I had a teacher confide in me today that she felt like the election result was ripping apart her staff. She was horrified that her peers would be so open about anxious they were for the deporting to begin of immigrant families who send students to her school. The truth, of course, is that those opinions were always there working in the classroom next to hers, they just weren't openly expressed. And now she knows things about the adults in her building that she doesn't want to know...and can't set aside. She is too afraid to engage in conversation with them, even though she knows she needs to. She knows that white, protestant, women...like the ones who fill her school...didn't vote for Hillary. To make change in the future, she has to create change in thinking with them.

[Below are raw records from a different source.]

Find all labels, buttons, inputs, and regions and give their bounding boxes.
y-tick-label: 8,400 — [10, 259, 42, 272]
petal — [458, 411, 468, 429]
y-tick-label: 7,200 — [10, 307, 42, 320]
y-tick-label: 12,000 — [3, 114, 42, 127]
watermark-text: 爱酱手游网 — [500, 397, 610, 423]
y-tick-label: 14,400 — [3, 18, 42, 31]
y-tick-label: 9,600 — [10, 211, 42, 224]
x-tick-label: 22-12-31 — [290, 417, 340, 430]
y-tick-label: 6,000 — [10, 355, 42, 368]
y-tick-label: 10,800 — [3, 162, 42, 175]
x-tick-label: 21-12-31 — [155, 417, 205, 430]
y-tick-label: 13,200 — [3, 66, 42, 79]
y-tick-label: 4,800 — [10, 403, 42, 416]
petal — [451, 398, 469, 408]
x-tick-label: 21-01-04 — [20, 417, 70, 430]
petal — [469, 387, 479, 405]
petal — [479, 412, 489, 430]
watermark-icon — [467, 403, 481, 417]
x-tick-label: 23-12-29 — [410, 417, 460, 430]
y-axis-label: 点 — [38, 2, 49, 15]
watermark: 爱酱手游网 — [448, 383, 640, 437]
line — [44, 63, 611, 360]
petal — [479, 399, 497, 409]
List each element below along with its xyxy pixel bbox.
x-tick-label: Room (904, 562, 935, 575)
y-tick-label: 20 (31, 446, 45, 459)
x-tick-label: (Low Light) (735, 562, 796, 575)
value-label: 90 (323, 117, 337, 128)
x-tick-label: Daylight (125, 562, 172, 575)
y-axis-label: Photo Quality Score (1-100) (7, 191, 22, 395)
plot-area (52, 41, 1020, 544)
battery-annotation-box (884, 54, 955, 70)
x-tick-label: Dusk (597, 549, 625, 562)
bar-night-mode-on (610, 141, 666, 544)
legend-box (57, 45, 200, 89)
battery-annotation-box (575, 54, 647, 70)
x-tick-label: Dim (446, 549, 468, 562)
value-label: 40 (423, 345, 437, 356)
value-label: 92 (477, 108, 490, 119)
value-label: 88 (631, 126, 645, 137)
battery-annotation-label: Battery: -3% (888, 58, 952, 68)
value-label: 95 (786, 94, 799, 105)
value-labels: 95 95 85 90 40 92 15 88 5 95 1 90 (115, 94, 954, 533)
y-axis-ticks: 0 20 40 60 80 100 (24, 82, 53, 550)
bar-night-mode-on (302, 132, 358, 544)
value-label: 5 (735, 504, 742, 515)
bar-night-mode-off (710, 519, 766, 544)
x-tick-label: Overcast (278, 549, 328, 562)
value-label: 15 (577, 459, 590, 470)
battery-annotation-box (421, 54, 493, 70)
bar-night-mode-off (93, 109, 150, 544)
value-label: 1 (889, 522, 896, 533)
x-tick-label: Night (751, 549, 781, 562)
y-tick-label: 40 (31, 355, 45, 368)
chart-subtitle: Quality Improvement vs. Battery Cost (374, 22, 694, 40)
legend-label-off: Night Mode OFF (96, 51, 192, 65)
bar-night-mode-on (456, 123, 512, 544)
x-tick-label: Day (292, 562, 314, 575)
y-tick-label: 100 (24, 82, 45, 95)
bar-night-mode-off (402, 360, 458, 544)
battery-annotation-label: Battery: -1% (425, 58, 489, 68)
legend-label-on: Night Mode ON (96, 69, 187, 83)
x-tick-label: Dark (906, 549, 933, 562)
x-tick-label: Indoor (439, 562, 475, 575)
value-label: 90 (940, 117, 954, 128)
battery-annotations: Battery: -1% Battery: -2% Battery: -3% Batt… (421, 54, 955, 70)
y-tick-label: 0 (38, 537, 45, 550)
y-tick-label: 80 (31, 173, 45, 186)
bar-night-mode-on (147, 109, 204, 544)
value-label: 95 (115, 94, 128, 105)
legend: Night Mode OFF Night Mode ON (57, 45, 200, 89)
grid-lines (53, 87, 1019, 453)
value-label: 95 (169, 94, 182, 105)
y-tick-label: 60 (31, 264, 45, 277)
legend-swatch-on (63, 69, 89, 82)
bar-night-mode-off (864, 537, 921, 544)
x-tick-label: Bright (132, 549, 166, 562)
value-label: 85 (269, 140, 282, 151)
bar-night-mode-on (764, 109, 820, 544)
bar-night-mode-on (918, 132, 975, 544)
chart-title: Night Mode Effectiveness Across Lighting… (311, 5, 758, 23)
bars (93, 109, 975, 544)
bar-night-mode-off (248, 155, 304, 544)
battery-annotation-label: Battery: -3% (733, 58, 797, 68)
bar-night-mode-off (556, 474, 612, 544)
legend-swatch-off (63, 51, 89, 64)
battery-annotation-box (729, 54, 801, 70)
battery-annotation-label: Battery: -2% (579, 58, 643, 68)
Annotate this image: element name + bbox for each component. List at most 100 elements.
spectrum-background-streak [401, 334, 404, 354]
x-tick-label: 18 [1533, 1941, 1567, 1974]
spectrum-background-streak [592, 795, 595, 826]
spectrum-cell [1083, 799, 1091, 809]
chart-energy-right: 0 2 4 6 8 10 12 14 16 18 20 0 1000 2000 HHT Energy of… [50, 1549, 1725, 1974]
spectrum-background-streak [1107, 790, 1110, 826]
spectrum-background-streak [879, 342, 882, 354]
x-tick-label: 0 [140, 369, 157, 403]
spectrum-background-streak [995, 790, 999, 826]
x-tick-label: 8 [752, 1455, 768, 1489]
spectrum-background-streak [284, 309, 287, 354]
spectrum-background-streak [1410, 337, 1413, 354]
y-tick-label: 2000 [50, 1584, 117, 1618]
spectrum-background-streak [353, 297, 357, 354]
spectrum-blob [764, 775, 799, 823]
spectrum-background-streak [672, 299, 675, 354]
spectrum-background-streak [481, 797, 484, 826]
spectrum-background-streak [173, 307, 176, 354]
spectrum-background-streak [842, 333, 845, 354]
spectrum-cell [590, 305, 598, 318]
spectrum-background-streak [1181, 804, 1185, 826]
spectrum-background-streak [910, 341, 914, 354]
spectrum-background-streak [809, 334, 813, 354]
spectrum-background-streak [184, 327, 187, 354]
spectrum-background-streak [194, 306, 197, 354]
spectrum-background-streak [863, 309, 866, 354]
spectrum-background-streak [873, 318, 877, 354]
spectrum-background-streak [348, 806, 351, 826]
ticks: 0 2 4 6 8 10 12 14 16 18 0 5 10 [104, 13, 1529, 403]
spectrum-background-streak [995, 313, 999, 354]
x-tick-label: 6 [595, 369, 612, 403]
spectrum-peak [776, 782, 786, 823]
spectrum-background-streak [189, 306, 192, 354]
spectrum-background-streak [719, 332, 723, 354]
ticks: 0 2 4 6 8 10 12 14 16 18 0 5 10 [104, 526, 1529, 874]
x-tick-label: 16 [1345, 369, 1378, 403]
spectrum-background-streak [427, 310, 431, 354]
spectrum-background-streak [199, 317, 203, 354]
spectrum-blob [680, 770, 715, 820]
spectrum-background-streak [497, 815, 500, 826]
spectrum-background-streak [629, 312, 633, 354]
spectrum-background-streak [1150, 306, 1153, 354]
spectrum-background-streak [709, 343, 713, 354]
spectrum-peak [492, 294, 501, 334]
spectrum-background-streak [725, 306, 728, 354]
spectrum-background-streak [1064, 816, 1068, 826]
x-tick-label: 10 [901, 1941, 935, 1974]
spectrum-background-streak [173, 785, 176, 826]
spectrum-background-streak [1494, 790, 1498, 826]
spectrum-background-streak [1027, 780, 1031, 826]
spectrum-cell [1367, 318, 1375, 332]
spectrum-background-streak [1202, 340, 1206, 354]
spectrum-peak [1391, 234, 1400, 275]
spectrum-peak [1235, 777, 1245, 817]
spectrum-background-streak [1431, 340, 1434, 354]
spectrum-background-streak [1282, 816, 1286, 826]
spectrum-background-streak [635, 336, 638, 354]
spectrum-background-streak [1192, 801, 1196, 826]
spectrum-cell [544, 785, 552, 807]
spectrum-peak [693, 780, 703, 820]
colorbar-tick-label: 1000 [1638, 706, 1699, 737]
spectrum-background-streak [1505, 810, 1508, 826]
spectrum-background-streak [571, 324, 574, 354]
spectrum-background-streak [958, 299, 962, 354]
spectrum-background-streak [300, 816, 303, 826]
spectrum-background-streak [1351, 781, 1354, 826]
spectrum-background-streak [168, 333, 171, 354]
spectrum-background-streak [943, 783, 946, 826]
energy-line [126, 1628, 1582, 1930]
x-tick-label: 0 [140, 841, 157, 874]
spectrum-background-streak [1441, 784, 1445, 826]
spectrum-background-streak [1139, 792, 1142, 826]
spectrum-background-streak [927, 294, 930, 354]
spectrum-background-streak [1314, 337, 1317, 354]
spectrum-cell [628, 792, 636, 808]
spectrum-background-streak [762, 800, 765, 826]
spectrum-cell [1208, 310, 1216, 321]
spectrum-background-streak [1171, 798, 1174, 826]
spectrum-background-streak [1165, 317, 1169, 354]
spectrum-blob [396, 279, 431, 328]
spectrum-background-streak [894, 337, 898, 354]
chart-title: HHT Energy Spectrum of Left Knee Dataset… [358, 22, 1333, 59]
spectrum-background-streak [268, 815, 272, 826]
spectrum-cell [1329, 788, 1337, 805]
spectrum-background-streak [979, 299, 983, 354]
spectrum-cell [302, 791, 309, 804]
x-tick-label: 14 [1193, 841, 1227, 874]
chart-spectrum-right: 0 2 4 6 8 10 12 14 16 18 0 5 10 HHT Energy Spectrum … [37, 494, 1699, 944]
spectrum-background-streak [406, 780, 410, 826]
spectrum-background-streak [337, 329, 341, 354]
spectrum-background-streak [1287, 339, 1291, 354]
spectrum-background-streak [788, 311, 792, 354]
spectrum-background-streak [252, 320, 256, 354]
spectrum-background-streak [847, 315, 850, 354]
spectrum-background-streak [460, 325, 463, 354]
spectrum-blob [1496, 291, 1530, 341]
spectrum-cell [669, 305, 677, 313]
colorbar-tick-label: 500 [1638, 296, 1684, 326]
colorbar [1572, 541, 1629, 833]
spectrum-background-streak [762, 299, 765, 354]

I wondered how many principals were seeing this in their schools...staffs divided by the results. And yes, I know that elections happen every four years and that there are always winners and losers. But something this time around feels very different. The campaigning was just so vile and ugly by the candidate who won. Were we, as leaders, prepared for the outcome (either way) and how this would affect relationships among our staff? What do we do next to ensure that friendships and collegial efforts stay strong and focused on what's best for kids? How do we help teachers who may have lost trust or respect for their peers (who may not know this) move forward with them?
This is what I'm pondering over the long weekend while I engage in some self-care and think about my own path forward. I am scared that there will not be a light to find in all of this dark.